The Noise Game

Trviksha needed to generate new layouts — not evaluate existing ones. She started with a thought experiment.

The Destruction

She took one of Kvrothja's best layouts — a productive hill-terrain design with well-placed infrastructure — and represented it as a grid of numbers. Each cell encoded the terrain type and any infrastructure present.

Then she destroyed it. Gradually.

Step 1: She added a tiny amount of random noise to every cell. The layout was still clearly recognisable — the water troughs and fences were in the same places, just with slightly fuzzy values.

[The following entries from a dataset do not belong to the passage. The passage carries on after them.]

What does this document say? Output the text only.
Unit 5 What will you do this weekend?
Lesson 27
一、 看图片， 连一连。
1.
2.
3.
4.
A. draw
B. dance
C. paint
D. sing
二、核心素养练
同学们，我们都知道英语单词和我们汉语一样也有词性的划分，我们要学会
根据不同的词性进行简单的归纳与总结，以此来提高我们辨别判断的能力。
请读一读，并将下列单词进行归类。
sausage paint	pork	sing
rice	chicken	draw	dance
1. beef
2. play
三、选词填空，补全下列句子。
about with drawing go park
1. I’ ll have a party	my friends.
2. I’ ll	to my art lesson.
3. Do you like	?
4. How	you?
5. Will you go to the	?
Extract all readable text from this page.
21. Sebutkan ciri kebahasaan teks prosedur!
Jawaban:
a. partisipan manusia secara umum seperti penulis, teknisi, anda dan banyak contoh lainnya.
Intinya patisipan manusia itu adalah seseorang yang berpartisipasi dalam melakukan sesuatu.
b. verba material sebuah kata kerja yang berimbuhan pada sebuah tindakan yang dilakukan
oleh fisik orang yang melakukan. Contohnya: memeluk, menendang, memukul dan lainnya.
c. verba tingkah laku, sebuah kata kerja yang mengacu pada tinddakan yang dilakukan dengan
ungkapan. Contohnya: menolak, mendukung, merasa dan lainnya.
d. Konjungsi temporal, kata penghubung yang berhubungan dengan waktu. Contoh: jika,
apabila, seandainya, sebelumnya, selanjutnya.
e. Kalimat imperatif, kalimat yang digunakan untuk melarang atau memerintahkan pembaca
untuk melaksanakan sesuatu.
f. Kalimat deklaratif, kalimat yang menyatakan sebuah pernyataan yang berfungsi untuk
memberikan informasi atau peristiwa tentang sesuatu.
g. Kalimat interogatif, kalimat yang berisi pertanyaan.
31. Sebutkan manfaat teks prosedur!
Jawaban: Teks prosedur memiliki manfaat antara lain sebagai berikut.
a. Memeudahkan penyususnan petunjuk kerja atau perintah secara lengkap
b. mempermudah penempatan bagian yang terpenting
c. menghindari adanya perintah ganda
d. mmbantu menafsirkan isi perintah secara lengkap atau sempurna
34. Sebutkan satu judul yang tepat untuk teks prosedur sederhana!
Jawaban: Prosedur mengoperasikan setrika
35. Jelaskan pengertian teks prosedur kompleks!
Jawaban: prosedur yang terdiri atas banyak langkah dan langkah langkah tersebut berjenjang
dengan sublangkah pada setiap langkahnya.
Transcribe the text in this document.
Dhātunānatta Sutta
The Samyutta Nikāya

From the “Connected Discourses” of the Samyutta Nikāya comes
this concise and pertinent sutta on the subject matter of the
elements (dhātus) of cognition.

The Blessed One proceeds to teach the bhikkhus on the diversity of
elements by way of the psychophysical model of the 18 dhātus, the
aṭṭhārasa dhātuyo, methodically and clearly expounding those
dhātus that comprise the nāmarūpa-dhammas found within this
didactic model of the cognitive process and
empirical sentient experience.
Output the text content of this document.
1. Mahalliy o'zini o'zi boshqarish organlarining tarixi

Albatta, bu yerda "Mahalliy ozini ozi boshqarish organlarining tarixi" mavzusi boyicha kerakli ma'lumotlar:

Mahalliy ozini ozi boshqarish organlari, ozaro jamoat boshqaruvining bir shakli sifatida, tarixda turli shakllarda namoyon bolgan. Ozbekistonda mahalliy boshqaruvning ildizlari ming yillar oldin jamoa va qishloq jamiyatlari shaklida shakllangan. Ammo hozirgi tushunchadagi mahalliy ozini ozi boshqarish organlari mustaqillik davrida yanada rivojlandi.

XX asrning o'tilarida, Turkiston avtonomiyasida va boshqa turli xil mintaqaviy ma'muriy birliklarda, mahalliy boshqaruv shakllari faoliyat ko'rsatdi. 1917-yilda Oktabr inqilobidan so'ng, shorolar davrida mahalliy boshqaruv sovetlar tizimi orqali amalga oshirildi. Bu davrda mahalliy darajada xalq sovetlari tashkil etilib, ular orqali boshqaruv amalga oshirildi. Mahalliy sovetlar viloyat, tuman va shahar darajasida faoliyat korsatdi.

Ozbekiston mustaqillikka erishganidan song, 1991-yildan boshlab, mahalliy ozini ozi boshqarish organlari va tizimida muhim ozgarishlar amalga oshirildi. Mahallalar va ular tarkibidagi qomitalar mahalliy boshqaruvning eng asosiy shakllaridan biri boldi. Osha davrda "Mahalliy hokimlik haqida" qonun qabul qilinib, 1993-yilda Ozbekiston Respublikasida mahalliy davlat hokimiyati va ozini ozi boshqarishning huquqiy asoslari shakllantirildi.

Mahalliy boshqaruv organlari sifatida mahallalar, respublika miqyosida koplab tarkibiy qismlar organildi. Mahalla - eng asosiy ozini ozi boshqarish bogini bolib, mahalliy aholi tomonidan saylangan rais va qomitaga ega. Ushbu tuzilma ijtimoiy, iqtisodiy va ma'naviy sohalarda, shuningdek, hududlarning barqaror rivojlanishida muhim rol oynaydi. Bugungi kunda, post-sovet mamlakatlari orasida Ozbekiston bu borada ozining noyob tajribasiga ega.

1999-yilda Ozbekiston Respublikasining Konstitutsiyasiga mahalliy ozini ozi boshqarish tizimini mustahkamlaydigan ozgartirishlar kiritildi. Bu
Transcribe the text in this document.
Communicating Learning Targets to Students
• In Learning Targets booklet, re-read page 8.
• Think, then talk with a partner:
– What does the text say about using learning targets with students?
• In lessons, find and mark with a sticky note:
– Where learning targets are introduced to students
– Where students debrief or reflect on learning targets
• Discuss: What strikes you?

Step 5: More noise. The layout was degraded — some infrastructure positions were obscured, some terrain values were distorted. But the overall structure was still visible.

Step 20: Heavy noise. The layout was barely recognisable. Rough shapes were visible, but individual features were lost.

Step 50: The layout was indistinguishable from random noise. Every trace of the original design was gone.

Trviksha: I have a process that takes a real layout and turns it into pure noise, one small step at a time. Each step adds a little randomness. After enough steps, the result is completely random — all structure destroyed.

Blortz: Why is destroying a layout useful for creating one?

Trviksha: Because if I can learn to reverse each small step — to remove a little noise and recover a little structure — then I can chain the reversals. Start from pure noise. Remove a little noise (Step 50 to Step 49). Remove more (Step 49 to Step 48). Keep going. At the end, I have a layout that looks like a real design — generated from nothing but randomness.

The Denoiser

For each small step in the destruction process, she trained a network to reverse it. Given a layout at noise level 20, the network learned to produce the layout at noise level 19 — slightly less noisy, slightly more structured.

The training data was free. She could take any real layout, add noise to produce the degraded version, and use the pair — noisy input, less-noisy target — as a training example. Thirty layouts, with fifty noise levels each, gave her fifteen hundred training pairs.

Trviksha: The denoiser does not need to create a layout from scratch. It only needs to remove a small amount of noise from an already partially structured layout. That is a much easier task.

Blortz: Each step is a small correction. Fifty small corrections, chained together, produce a large transformation — from noise to structure.

She trained the denoiser on all thirty of Kvrothja's layouts. After training, she tested the reverse process: starting from pure random noise and applying the denoiser fifty times.

The result was a new layout. It was not identical to any of Kvrothja's thirty originals — the random starting point ensured uniqueness. But it shared their structure: water troughs were placed near the base of slopes (where gravity would assist distribution), fences followed the contour lines (preventing animals from wandering off steep sections), and shelters were tucked into leeward positions (protected from wind).

Kvrothja: This is a reasonable design. Not exactly what I would have drawn, but a competent starting point. The water placement is good. The fencing follows the terrain properly. There are some details I would adjust, but the overall structure is sound.

Trviksha: The network learned the patterns of good layouts — where infrastructure tends to go relative to terrain features. When it denoises from randomness, it reconstructs those patterns. Each step removes a little chaos and adds a little structure, guided by what it learned from the training examples.

Different Starting Noise

Each time she ran the process with different random starting noise, a different layout emerged. The outputs shared the structural patterns of the training set — they all looked like plausible hill-terrain designs — but differed in the specific placements.

Trviksha: The random starting point determines which specific layout emerges. Different noise, different layout. But all layouts share the learned structure.

Glagalbagal: Creation from randomness. You start with nothing, and the network sculpts it, step by step, into something that looks like it was designed.

Trviksha: Something that looks like the training examples. The network can only generate layouts that resemble the patterns it has seen. It will not invent a fundamentally new type of layout — one that none of the training examples contain. It remixes and recombines the patterns of the training data.

Trviksha has built a diffusion model — the generative method behind DALL-E, Stable Diffusion, and Midjourney. The idea is elegant: define a forward process that gradually destroys data by adding noise, then train a network to reverse each small step. Generation is the reverse process applied from scratch — starting from pure noise and iteratively removing noise to produce a new, realistic example. Each denoising step is a small, learnable correction, and chaining many small corrections produces a large creative transformation. The key insight is that reversing a small noise step is much easier than generating an entire layout from scratch — the problem is decomposed into fifty easy steps instead of one impossible step. This is analogous to sculpting: rather than creating a statue from nothing, you start with a rough block (noise) and gradually remove material (denoise) until a form emerges. The form is guided by the sculptor's training — what statues are supposed to look like — just as the denoiser is guided by its training data. Different starting blocks (random noise) produce different statues (layouts). What determines the style? The training data.